In Deutschland gelten zwei Drittel der Männer und die
Hälfte der Frauen zwischen 18 und 80 als zu dick. Unter Kindern und Jugendlichen sind 15 Prozent übergewichtig oder fettleibig. Bis zu 70 Milliarden Euro - ein Drittel der Gesundheitskosten - würden durch falsche Ernährung und zu wenig Bewegung ausgelöst, sagte Seehofer.

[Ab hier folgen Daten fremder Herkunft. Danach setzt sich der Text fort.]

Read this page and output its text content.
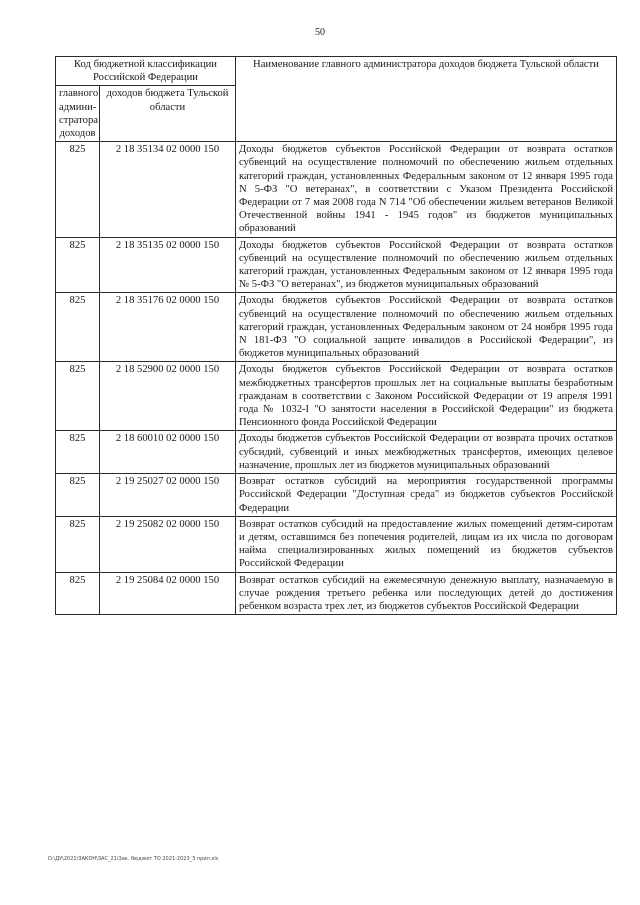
50
Код бюджетной классификации Российской Федерации		Наименование главного администратора доходов бюджета Тульской области
главного админи-стратора доходов	доходов бюджета Тульской области	
825	2 18 35134 02 0000 150	Доходы бюджетов субъектов Российской Федерации от возврата остатков субвенций на осуществление полномочий по обеспечению жильем отдельных категорий граждан, установленных Федеральным законом от 12 января 1995 года N 5-ФЗ "О ветеранах", в соответствии с Указом Президента Российской Федерации от 7 мая 2008 года N 714 "Об обеспечении жильем ветеранов Великой Отечественной войны 1941 - 1945 годов" из бюджетов муниципальных образований
825	2 18 35135 02 0000 150	Доходы бюджетов субъектов Российской Федерации от возврата остатков субвенций на осуществление полномочий по обеспечению жильем отдельных категорий граждан, установленных Федеральным законом от 12 января 1995 года № 5-ФЗ "О ветеранах", из бюджетов муниципальных образований
825	2 18 35176 02 0000 150	Доходы бюджетов субъектов Российской Федерации от возврата остатков субвенций на осуществление полномочий по обеспечению жильем отдельных категорий граждан, установленных Федеральным законом от 24 ноября 1995 года N 181-ФЗ "О социальной защите инвалидов в Российской Федерации", из бюджетов муниципальных образований
825	2 18 52900 02 0000 150	Доходы бюджетов субъектов Российской Федерации от возврата остатков межбюджетных трансфертов прошлых лет на социальные выплаты безработным гражданам в соответствии с Законом Российской Федерации от 19 апреля 1991 года № 1032-I "О занятости населения в Российской Федерации" из бюджета Пенсионного фонда Российской Федерации
825	2 18 60010 02 0000 150	Доходы бюджетов субъектов Российской Федерации от возврата прочих остатков субсидий, субвенций и иных межбюджетных трансфертов, имеющих целевое назначение, прошлых лет из бюджетов муниципальных образований
825	2 19 25027 02 0000 150	Возврат остатков субсидий на мероприятия государственной программы Российской Федерации "Доступная среда" из бюджетов субъектов Российской Федерации
825	2 19 25082 02 0000 150	Возврат остатков субсидий на предоставление жилых помещений детям-сиротам и детям, оставшимся без попечения родителей, лицам из их числа по договорам найма специализированных жилых помещений из бюджетов субъектов Российской Федерации
825	2 19 25084 02 0000 150	Возврат остатков субсидий на ежемесячную денежную выплату, назначаемую в случае рождения третьего ребенка или последующих детей до достижения ребенком возраста трех лет, из бюджетов субъектов Российской Федерации
D:\ДУ\2021\ЗАКОН\ЗАС_21\Зак. бюджет ТО 2021-2023_3 прил.xls
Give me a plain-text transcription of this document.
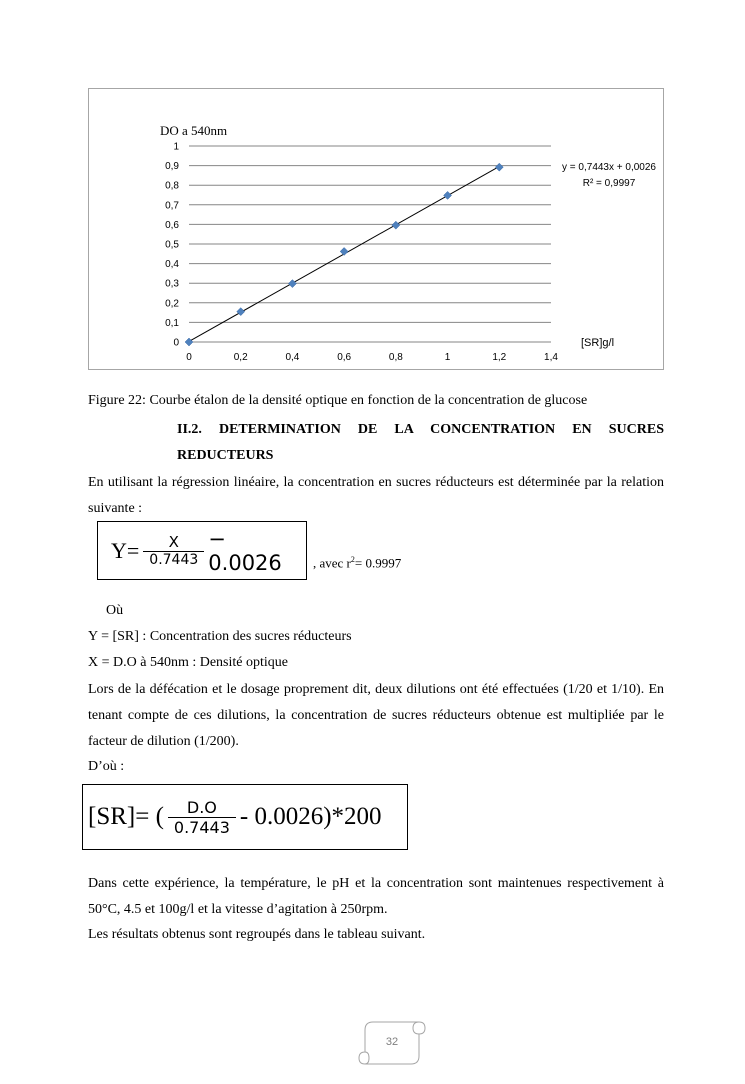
0
0,1
0,2
0,3
0,4
0,5
0,6
0,7
0,8
0,9
1
0	0,2	0,4	0,6	0,8	1	1,2	1,4
DO a 540nm
[SR]g/l
y = 0,7443x + 0,0026
R² = 0,9997
Figure 22: Courbe étalon de la densité optique en fonction de la concentration de glucose
II.2. DETERMINATION DE LA CONCENTRATION EN SUCRES
REDUCTEURS
En utilisant la régression linéaire, la concentration en sucres réducteurs est déterminée par la relation suivante :
$Y= \frac{X}{0.7443} - 0.0026$	, avec $r^2= 0.9997$
Où
Y = [SR] : Concentration des sucres réducteurs
X = D.O à 540nm : Densité optique
Lors de la défécation et le dosage proprement dit, deux dilutions ont été effectuées (1/20 et 1/10). En tenant compte de ces dilutions, la concentration de sucres réducteurs obtenue est multipliée par le facteur de dilution (1/200).
D’où :
[SR]= ( $\frac{D.O}{0.7443} - 0.0026)*200$
Dans cette expérience, la température, le pH et la concentration sont maintenues respectivement à 50°C, 4.5 et 100g/l et la vitesse d’agitation à 250rpm.
Les résultats obtenus sont regroupés dans le tableau suivant.
32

Die Bundesregierung rief Länder und Kommunen auf, sich zu beteiligen. Vor allem die Länder seien wichtig, weil sie für Schulen zuständig seien, sagte Seehofer. Die Angebote sollen besser vernetzt werden. In Deutschland soll ein Umfeld geschaffen werden, in dem ausgewogene Ernährung und ausreichende Bewegung in allen Lebensbereichen fest verankert sind, heißt es im Aktionsplan. Nötig seien ein langer Atem und immer wieder neue Impulse, sagte Seehofer. Seine Vorgängerin Renate Künast (Grüne) hatte bereits Kampagnen gegen Übergewicht gestartet.

Die Verbraucherzentralen forderten konkrete Maßnahmen. Der Aktionsplan greife in wesentlichen Punkten wie der Kennzeichnung zu kurz, die Finanz-mittel reichten nicht. Die Verbraucherorganisation Foodwatch verlangte ebenfalls eine Ampel-Kennzeichnung. Die Deutsche Kinderhilfe forderte Ernährung als Schulpflichtfach.